Occupy Hong Kong group moves to allay fears of protest violence | Asia News – Politics, Media, Education | Asian Correspondent
By Nicholas Olczak, Asian Correspondent Jun 11, 2013
Organisers of Hong Kong’s Occupy Central movement are seeking to counter fears following warnings that their planned civil disobedience action could become violent and would be damaging to the city’s businesses.
First proposed by Hong Kong University law professor Benny Tai Yiu-ting, Occupy Central is a plan to campaign for democracy in Hong Kong by holding a large-scale civil disobedience action blocking the roads of the city’s Central district in July 2014. Organisers have suggested that 10,000 protestors might be involved.
On June 9, several hundred Occupy Central supporters including pro-democracy lawmakers held the first of three planned deliberation days at Hong Kong University to discuss the direction the movement would take.
Hong Kong Chief Executive Leung Chun-yin warned that the civil disobedience action would not be tolerated by the government or the courts and said it was not possible that the protest could be conducted peacefully.
“Once the occupy action takes place … there will be no possibility of it being lawful or peaceful,” the South China Morning Post reports him as saying. “The government will not tolerate law-breaking activities.”
Ching Cheong, a veteran political commentator who attended the deliberation meeting, told media he was worried that the action could lead to violence similar to that which ended the demonstrations in Tiananmen Square in 1989. He said the People’s Liberation Army had recently conducted drills in Hong Kong, and so the central government could be ready to suppress protest.
Organisers of the Occupy Central movement responded to the warnings by saying they would make keeping the protests peaceful a priority.
They said they were seeking to develop a mechanism for deciding when the protests would be called to an end. Tai said that the organisers would discuss such a mechanism, along with other means of ensuring the occupation stayed non-violent, in the coming months.
“If there’s a real occupation, we will issue very good guidelines to our participants on how to ensure the action will be non-violent,” Tai told the South China Morning Post.
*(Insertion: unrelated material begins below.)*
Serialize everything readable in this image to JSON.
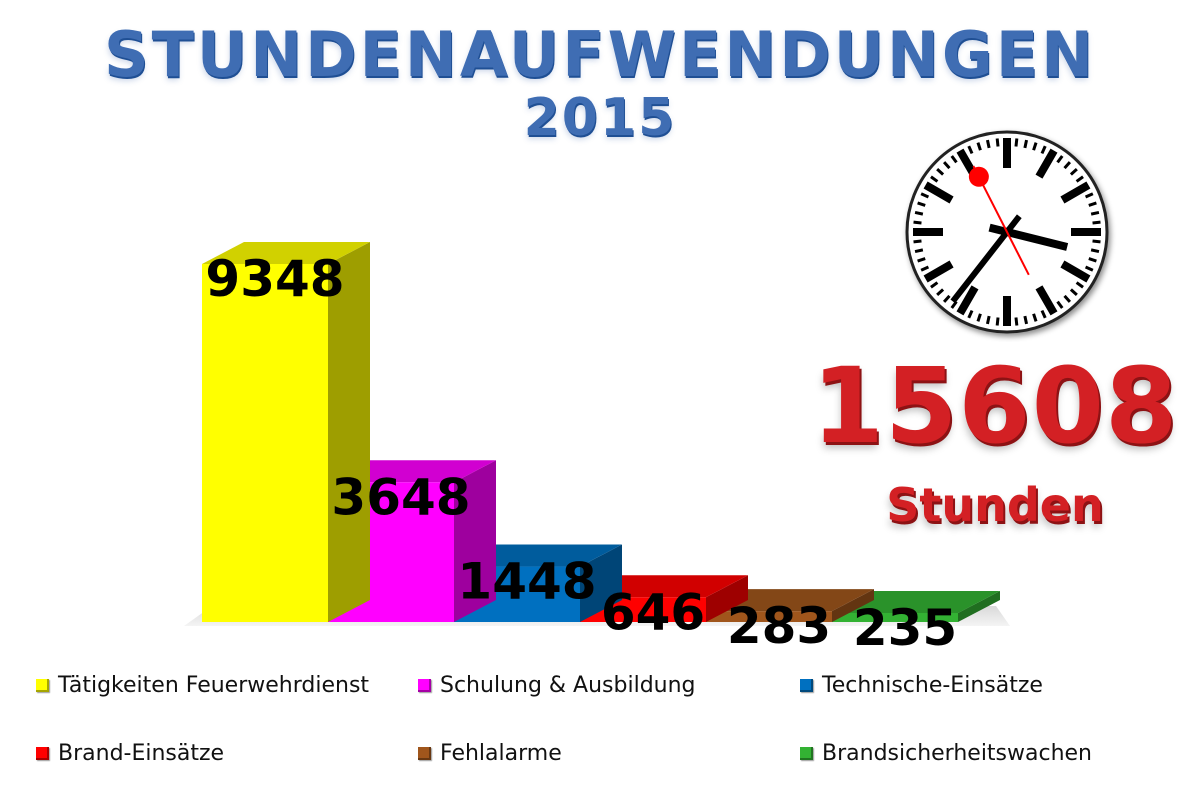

Ensuring “that [each individual] must not only make sure [he or she] remained non-violent, but that they are also responsible for making sure other participants [don't get too agitated].”
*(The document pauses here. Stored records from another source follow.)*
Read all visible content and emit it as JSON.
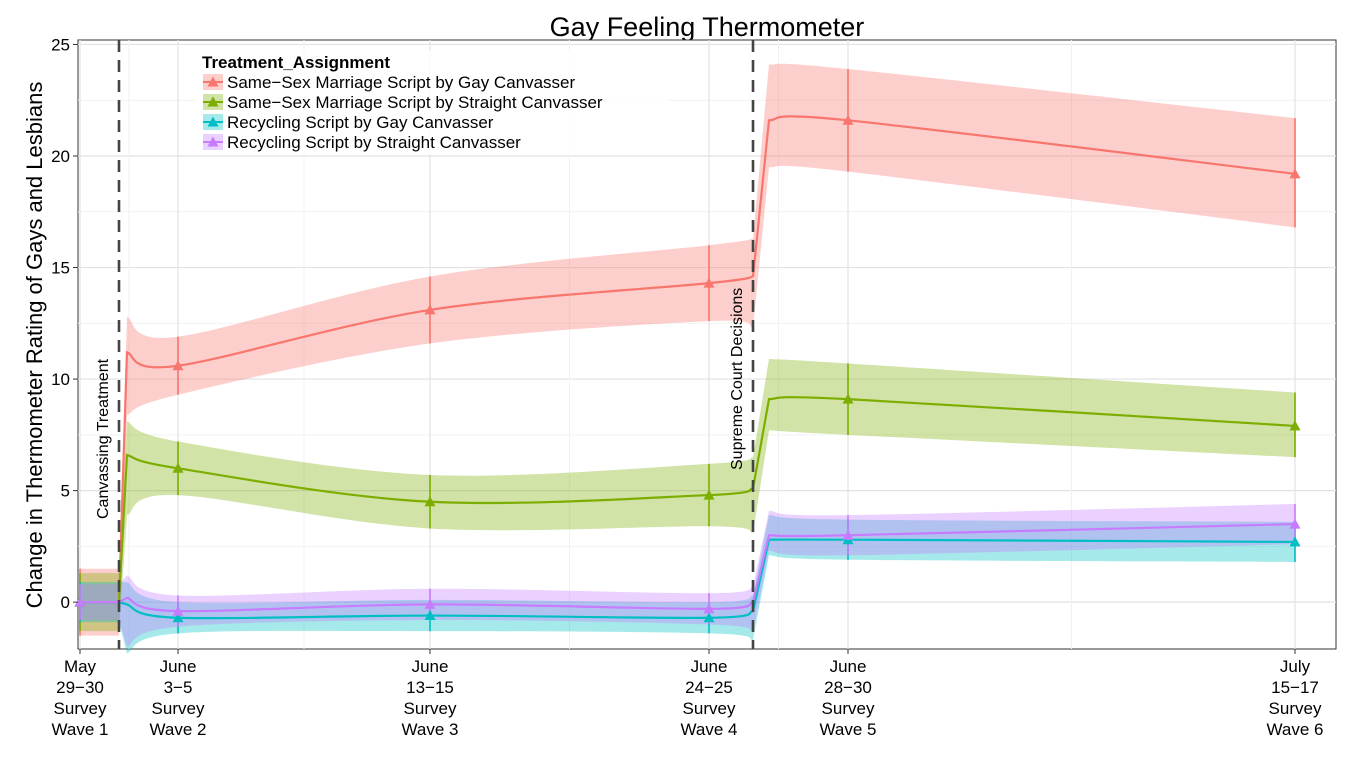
{
  "chart_data": {
    "type": "line",
    "title": "Gay Feeling Thermometer",
    "xlabel": "",
    "ylabel": "Change in Thermometer Rating of Gays and Lesbians",
    "ylim": [
      -2.1,
      25.2
    ],
    "yticks": [
      0,
      5,
      10,
      15,
      20,
      25
    ],
    "grid": true,
    "legend_position": "top-left",
    "legend_title": "Treatment_Assignment",
    "x_ticks": [
      {
        "lines": [
          "May",
          "29−30",
          "Survey",
          "Wave 1"
        ]
      },
      {
        "lines": [
          "June",
          "3−5",
          "Survey",
          "Wave 2"
        ]
      },
      {
        "lines": [
          "June",
          "13−15",
          "Survey",
          "Wave 3"
        ]
      },
      {
        "lines": [
          "June",
          "24−25",
          "Survey",
          "Wave 4"
        ]
      },
      {
        "lines": [
          "June",
          "28−30",
          "Survey",
          "Wave 5"
        ]
      },
      {
        "lines": [
          "July",
          "15−17",
          "Survey",
          "Wave 6"
        ]
      }
    ],
    "events": [
      {
        "label": "Canvassing Treatment"
      },
      {
        "label": "Supreme Court Decisions"
      }
    ],
    "series": [
      {
        "name": "Same−Sex Marriage Script by Gay Canvasser",
        "color": "#F8766D",
        "points": [
          {
            "wave": 1,
            "y": 0.0,
            "lo": -1.5,
            "hi": 1.5
          },
          {
            "wave": 2,
            "y": 10.6,
            "lo": 9.3,
            "hi": 11.9
          },
          {
            "wave": 3,
            "y": 13.1,
            "lo": 11.6,
            "hi": 14.6
          },
          {
            "wave": 4,
            "y": 14.3,
            "lo": 12.6,
            "hi": 16.0
          },
          {
            "wave": 5,
            "y": 21.6,
            "lo": 19.3,
            "hi": 23.9
          },
          {
            "wave": 6,
            "y": 19.2,
            "lo": 16.8,
            "hi": 21.7
          }
        ]
      },
      {
        "name": "Same−Sex Marriage Script by Straight Canvasser",
        "color": "#7CAE00",
        "points": [
          {
            "wave": 1,
            "y": 0.0,
            "lo": -1.3,
            "hi": 1.3
          },
          {
            "wave": 2,
            "y": 6.0,
            "lo": 4.8,
            "hi": 7.2
          },
          {
            "wave": 3,
            "y": 4.5,
            "lo": 3.3,
            "hi": 5.7
          },
          {
            "wave": 4,
            "y": 4.8,
            "lo": 3.4,
            "hi": 6.2
          },
          {
            "wave": 5,
            "y": 9.1,
            "lo": 7.5,
            "hi": 10.7
          },
          {
            "wave": 6,
            "y": 7.9,
            "lo": 6.5,
            "hi": 9.4
          }
        ]
      },
      {
        "name": "Recycling Script by Gay Canvasser",
        "color": "#00BFC4",
        "points": [
          {
            "wave": 1,
            "y": 0.0,
            "lo": -0.9,
            "hi": 0.9
          },
          {
            "wave": 2,
            "y": -0.7,
            "lo": -1.4,
            "hi": 0.0
          },
          {
            "wave": 3,
            "y": -0.6,
            "lo": -1.3,
            "hi": 0.1
          },
          {
            "wave": 4,
            "y": -0.7,
            "lo": -1.4,
            "hi": 0.0
          },
          {
            "wave": 5,
            "y": 2.8,
            "lo": 1.9,
            "hi": 3.7
          },
          {
            "wave": 6,
            "y": 2.7,
            "lo": 1.8,
            "hi": 3.6
          }
        ]
      },
      {
        "name": "Recycling Script by Straight Canvasser",
        "color": "#C77CFF",
        "points": [
          {
            "wave": 1,
            "y": 0.0,
            "lo": -0.8,
            "hi": 0.8
          },
          {
            "wave": 2,
            "y": -0.4,
            "lo": -1.1,
            "hi": 0.3
          },
          {
            "wave": 3,
            "y": -0.1,
            "lo": -0.8,
            "hi": 0.6
          },
          {
            "wave": 4,
            "y": -0.3,
            "lo": -1.0,
            "hi": 0.4
          },
          {
            "wave": 5,
            "y": 3.0,
            "lo": 2.1,
            "hi": 3.9
          },
          {
            "wave": 6,
            "y": 3.5,
            "lo": 2.6,
            "hi": 4.4
          }
        ]
      }
    ]
  }
}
In January 2010, a small number of those gathered outside Hong Kong’s legislative council to protest a proposed high-speed rail project scuffled with riot police wielding plastic shields and pepper spray in a rare example of a local protest turning more violent.
Major Hong Kong business groups have also expressed concern that the proposed civil disobedience action would hurt business. Last month, the Chinese General Chamber of Commerce and the Chinese Manufacturers’ Association of Hong Kong published newspaper statements saying they felt the disobedience would damage the local business environment.
“The damage that Occupy Central would do to our economy is beyond estimation,” one statement said. “The financial sector estimates that if the stock market is hamstrung the loss in transactions could amount to tens of billion dollars in one hour.”
The Heung Yee Kuk, an advisory body representing rural communities in Hong Kong, published an advert calling for the action to be abandoned and saying it threatened the city’s harmony and stability. Henry Cheng Kar-shun, chairman of New World Development chairman also criticised the plans.
“No matter what Occupy Central was aimed at and how would it make use of loopholes in the law, it is illegal,” he said. “And [it] will affect Hong Kong’s economic and financial order”.
Supporters of Occupy Central attending the June 9 deliberation session agreed to better promote the planned protest in order to counter these suggestions that it would hurt business. They said they would shift the protest’s emphasis to that of mass participation.